Protected Health Information (“PHI”) may include information/documents regarding dental treatment of the patient including, but not limited to, diagnosis, procedures, treatment plans, appointment, account and billing information including, but not limited to, account balances, payments and payment arrangements, insurance claims status, and third party financing.
I understand that the Health Insurance Portability and Accountability Act of 1996, and its implementing regulations (“HIPAA”) govern the terms of this Authorization. I understand that I have the right to revoke this Authorization, at any time prior to the Practice’s compliance with the request set forth herein, provided that the revocation is in writing. I further understand that additional information relating to the exceptions, the right to revoke and a description of how I may revoke this Authorization is set forth in DDA’s Notice of Privacy Practices. I understand that any revocation must include my name, address, telephone number, date of this Authorization and my signature; and that I should send it to the attention of the “HIPAA Compliance Officer”.
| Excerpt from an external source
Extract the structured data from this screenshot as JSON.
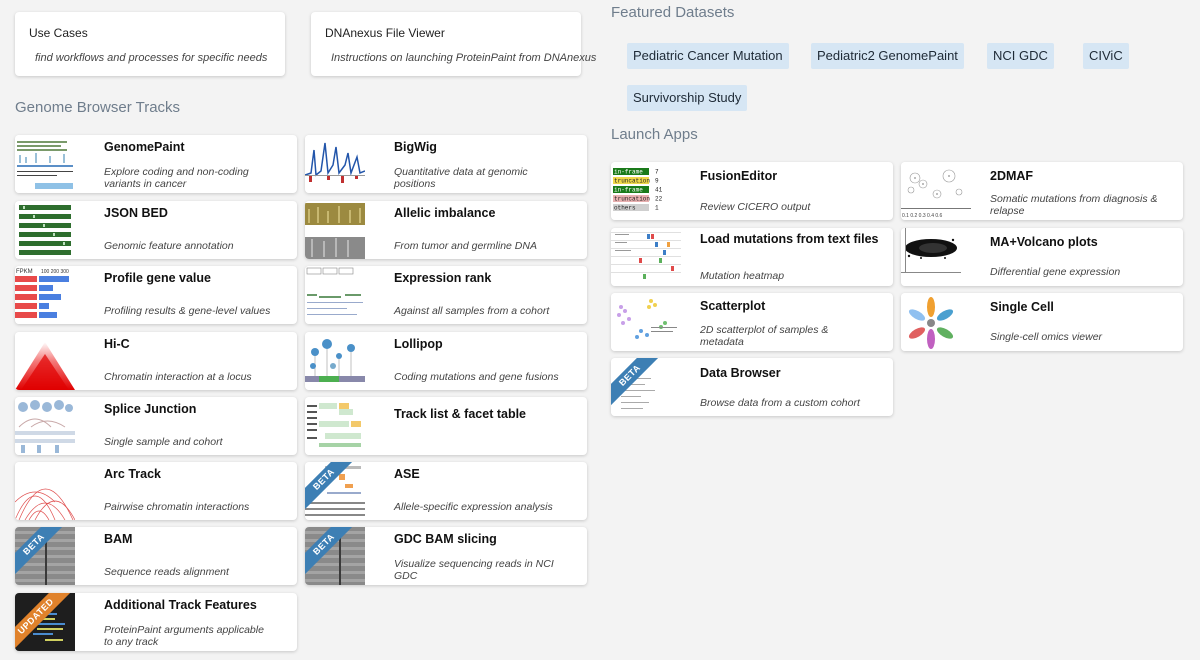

I understand that I am not required to sign this Authorization and that DDA may not condition treatment on my execution of this Authorization.
I understand that the information used or disclosed pursuant to this Authorization may be subject to re-disclosure by the Recipient listed above and, in that case, will no longer be protected by HIPAA.
This authorization expires when I am no longer a patient in this practice or have revoked this authorization.